The latest howlers facing our people are henceforth to say and write Netherlandiż instead of Olandiż, and San Mariniż instead of minn San Marino, and so on ad nauseam. God help us if we become clowns in a circus, which others may insist they are not.

The preservation of Maltese as a recognised literary genre is of the utmost importance, nationally and internationally

There is no doubt that it is time urgently to take stock of this degenerating and confusing situation and to seek to address its unilaterally pretentious arrogance, if only in response to growing public criticism and frustration.

Of course, no language is static; it responds to change if and as necessary; the late Prof. Ġużè Aquilina, who gave us a priceless six-volume dictionary in a life work, once compared it to a river.

But a people’s language tradition with its etymology and semantics is not the monopoly of a handful of all-knowing dirigisme-bloated latter day ‘linguists’ from exactly the same stable bent on re-inventing it, for purposes best known to themselves.

Our language has a valuable corpus of literary expression moulded over time by some of our greatest writers and thinkers – poets, litterateurs, historians, philosophers – deserving of every respect, not subjected to an uncalled for inter-generational rupture.

Over-regulation, with the presumed wand of an officially designated power, perverts the beauty of writing in any language. It disincentivises and insults the author. It makes parents, teachers and children wonder why all these changes are being made to the language we have known and used successfully for a century, and with what specific authority from on high.

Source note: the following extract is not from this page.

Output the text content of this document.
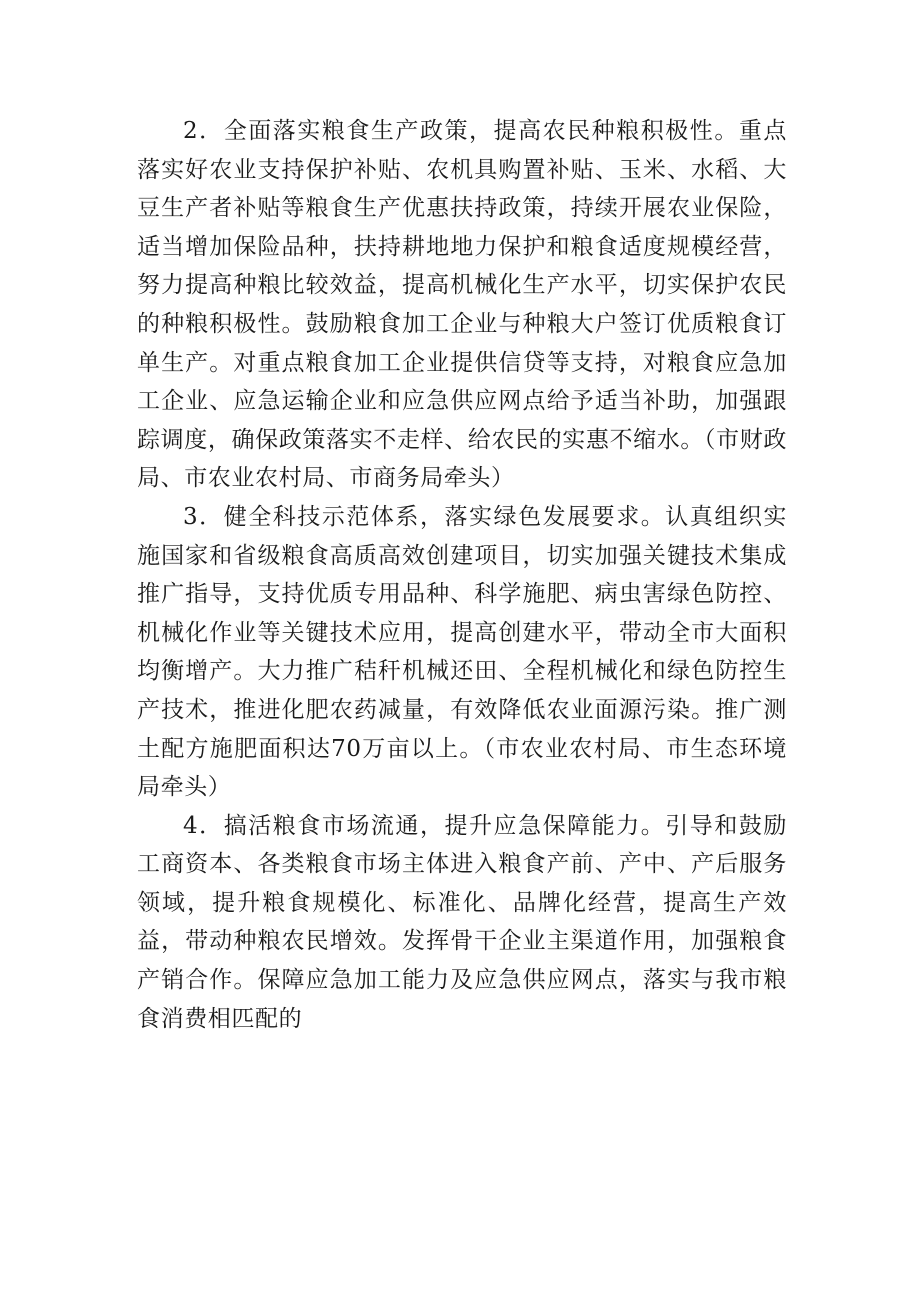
2．全面落实粮食生产政策，提高农民种粮积极性。重点落实好农业支持保护补贴、农机具购置补贴、玉米、水稻、大豆生产者补贴等粮食生产优惠扶持政策，持续开展农业保险，适当增加保险品种，扶持耕地地力保护和粮食适度规模经营，努力提高种粮比较效益，提高机械化生产水平，切实保护农民的种粮积极性。鼓励粮食加工企业与种粮大户签订优质粮食订单生产。对重点粮食加工企业提供信贷等支持，对粮食应急加工企业、应急运输企业和应急供应网点给予适当补助，加强跟踪调度，确保政策落实不走样、给农民的实惠不缩水。（市财政局、市农业农村局、市商务局牵头）

3．健全科技示范体系，落实绿色发展要求。认真组织实施国家和省级粮食高质高效创建项目，切实加强关键技术集成推广指导，支持优质专用品种、科学施肥、病虫害绿色防控、机械化作业等关键技术应用，提高创建水平，带动全市大面积均衡增产。大力推广秸秆机械还田、全程机械化和绿色防控生产技术，推进化肥农药减量，有效降低农业面源污染。推广测土配方施肥面积达70万亩以上。（市农业农村局、市生态环境局牵头）

4．搞活粮食市场流通，提升应急保障能力。引导和鼓励工商资本、各类粮食市场主体进入粮食产前、产中、产后服务领域，提升粮食规模化、标准化、品牌化经营，提高生产效益，带动种粮农民增效。发挥骨干企业主渠道作用，加强粮食产销合作。保障应急加工能力及应急供应网点，落实与我市粮食消费相匹配的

For the first time in my life, I am feeling uncomfortable writing in Maltese. I have stopped the fourth volume of Storja ta’ Malta (Is-Seklu Għoxrin) half-way because of that; this is a school textbook for the upper forms of secondary.

I recently was with a learned lady from a culturally-driven council in Valletta who has children at school and I said casually that Maltese sometimes risked becoming “an object of ridicule”. No, she corrected me, “an object of mockery”.

All those who truly cherish Maltese as proud native speakers and writers, without undue pretensions (or designated institutionalised positions) certainly would not want that to happen. As a graduate in Maltese, a one-time journalist and the author of books in the language, I am one of them.

By all means, let us open the discussion further and see how the situation may best be resolved.

I just hope that laziness or indifference will not keep anyone from responding meaningfully to this very timely and very sincere call from the highest quarters for consultation on this vital matter.

Ludwig Wittgenstein once described language as “a form of life”. It is not a fiddle.

Henry Frendo is Professor of History and Director of the Institute of Maltese Studies.